The TRS R consists of the following rules:

a__app2(nil, YS) -> mark1(YS)
a__app2(cons2(X, XS), YS) -> cons2(mark1(X), app2(XS, YS))
a__from1(X) -> cons2(mark1(X), from1(s1(X)))
a__zWadr2(nil, YS) -> nil
a__zWadr2(XS, nil) -> nil
a__zWadr2(cons2(X, XS), cons2(Y, YS)) -> cons2(a__app2(mark1(Y), cons2(mark1(X), nil)), zWadr2(XS, YS))
a__prefix1(L) -> cons2(nil, zWadr2(L, prefix1(L)))
mark1(app2(X1, X2)) -> a__app2(mark1(X1), mark1(X2))
mark1(from1(X)) -> a__from1(mark1(X))
mark1(zWadr2(X1, X2)) -> a__zWadr2(mark1(X1), mark1(X2))

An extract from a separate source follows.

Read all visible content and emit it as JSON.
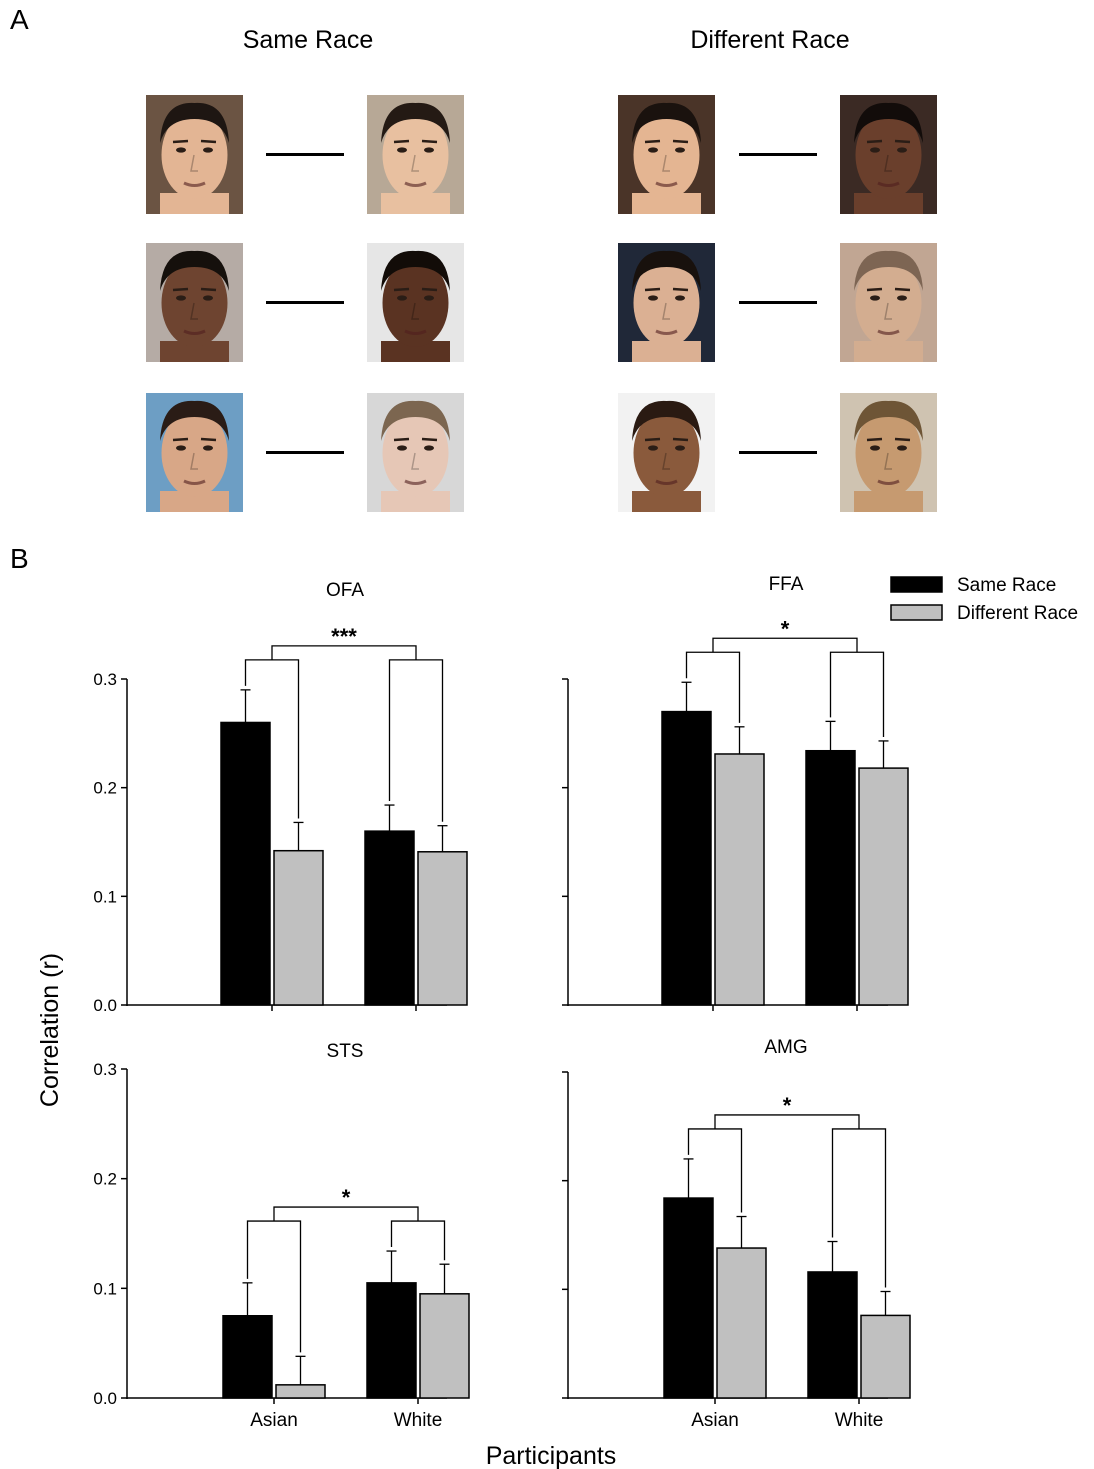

mark1(prefix1(X)) -> a__prefix1(mark1(X))
mark1(nil) -> nil
mark1(cons2(X1, X2)) -> cons2(mark1(X1), X2)
mark1(s1(X)) -> s1(mark1(X))
a__app2(X1, X2) -> app2(X1, X2)
a__from1(X) -> from1(X)
a__zWadr2(X1, X2) -> zWadr2(X1, X2)
a__prefix1(X) -> prefix1(X)

Q is empty.
We have to consider all minimal (P,Q,R)-chains.
The approximation of the Dependency Graph [13,14,18] contains 0 SCCs with 2 less nodes.